Arianna Huffington, author and entrepreneur, could hardly be accused of being unsuccessful, but during the course of her career she has come to redefine what success means.
At one point, Ms. Huffington, functioning on limited sleep, collapsed from exhaustion and broke her cheek bone. "Is this is what success looks like? By the conventional definition of success I was, but by any sane definition I was not," she said at the Becker's ASC 22nd Annual Meeting – The Business and Operations of ASCs in Chicago.
Her story, while frightening and sobering for anyone pushing themselves past their limit, is unfortunately not unique. Just last month, BMW CEO Harold Krueger collapsed on stage while giving a public presentation. It has become common in workplace culture to go, go, go – without pausing to consider the short- and long-term consequences. "In the corporate environment, you see people regularly congratulating one another for working 24/7," said Ms. Huffington. Workers pride themselves on multitasking, their close, personal relationship with their smartphones and the ability to always be "on." But, multiple studies debunk the existence of multitasking, always checking your smartphone for work threatens a healthy work-life balance and no one has infinite energy stores.
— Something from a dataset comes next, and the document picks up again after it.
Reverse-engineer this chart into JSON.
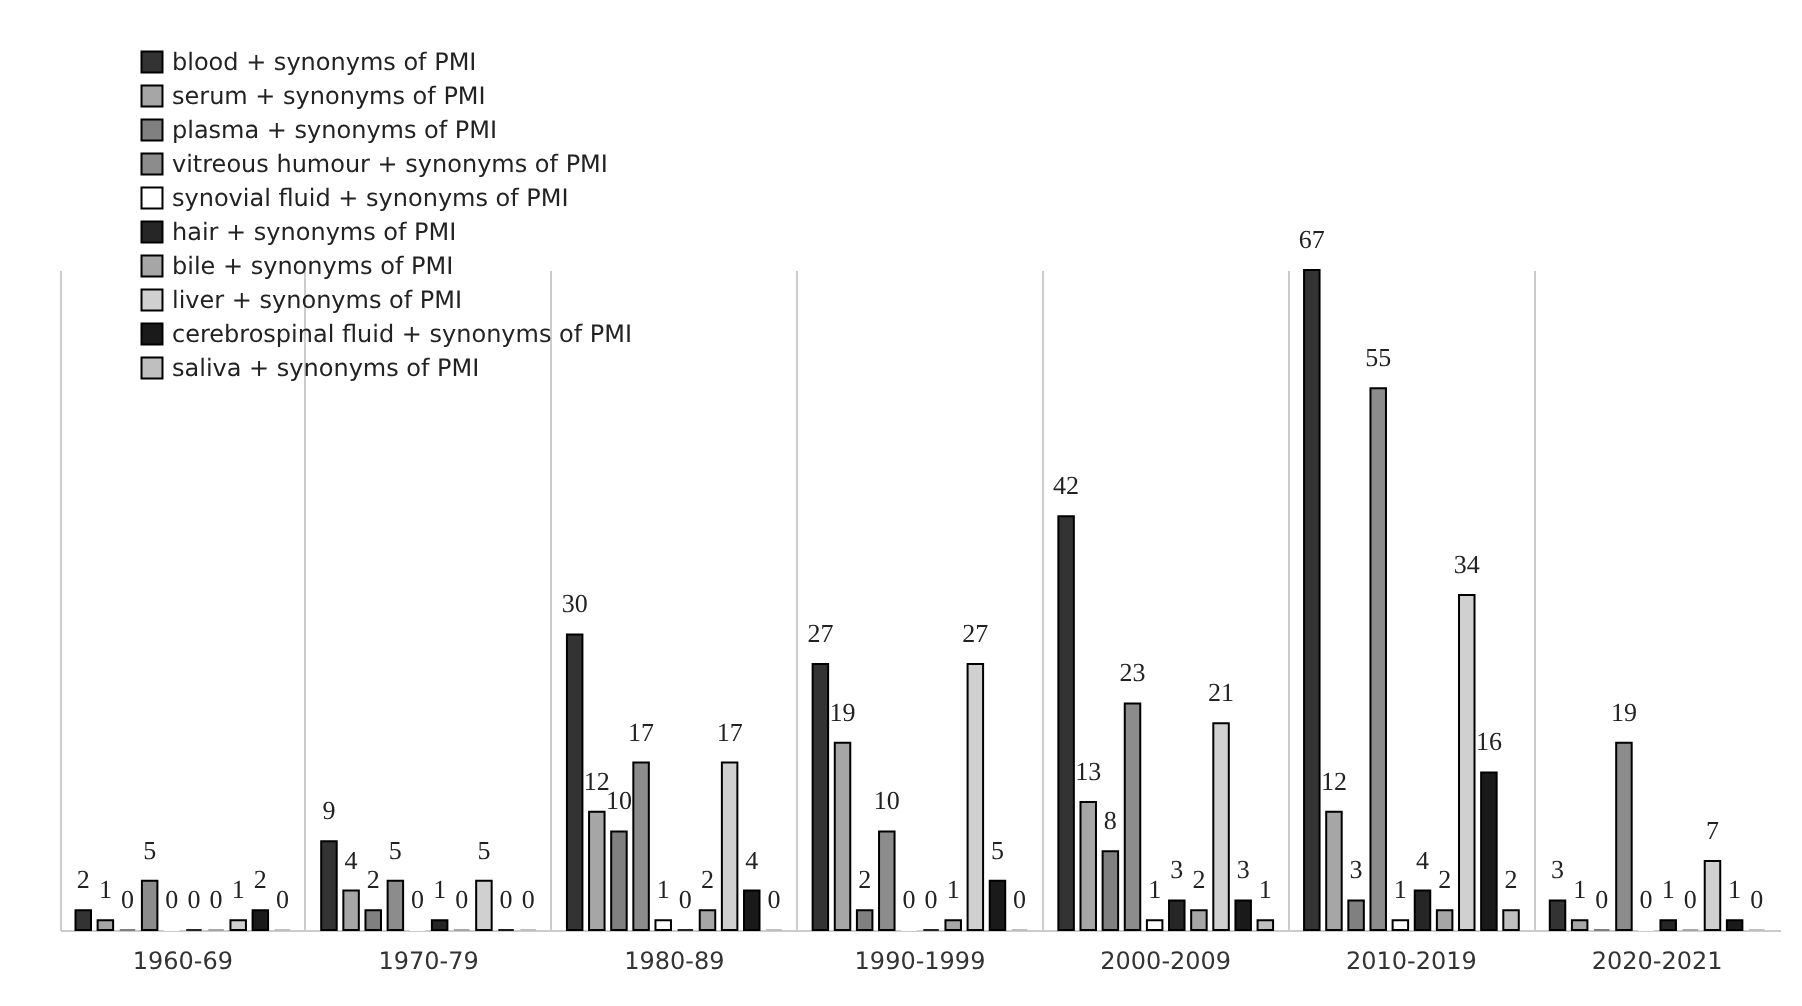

After her collapse, Ms. Huffington began to reevaluate her life and priorities. Today, she is committed to getting eight hours of sleep a night. "Defining success in just terms of money and power is like sitting on a two-legged stool," she said. "Sooner or later you will fall off." Ms. Huffington argued the third metric of success is rooted in personal well-being and health. This is a mentality she has tried to bring to the Huffington Post. The publication's New York office has two nap rooms, which Ms. Huffington noted are always full.
"The death rate holds steady at 100 percent," she said. A comment not meant to be grim, but to be used for perspective. Ms. Huffington has now banned devices at meetings, learned the power of delegation and committed to using vacations as actual restorative periods. "If we are lucky, we get a few 1,000 days to play the game of life in a healthy way," she said.
Burnout is a pervasive trend across multiple industries, amongst them healthcare. Physicians, C-suite executives, nurses – each of these groups are prone to overwork and stress. Ms. Huffington said, "Burnout is the disease of civilization." And considering the surveys, reports and articles categorizing and covering burnout in healthcare alone, it isn't difficult to see her point.
"As consumers of healthcare we need to recognize our own responsibility." Burnout may be a disease, but the power to fight back is within each person's grasp.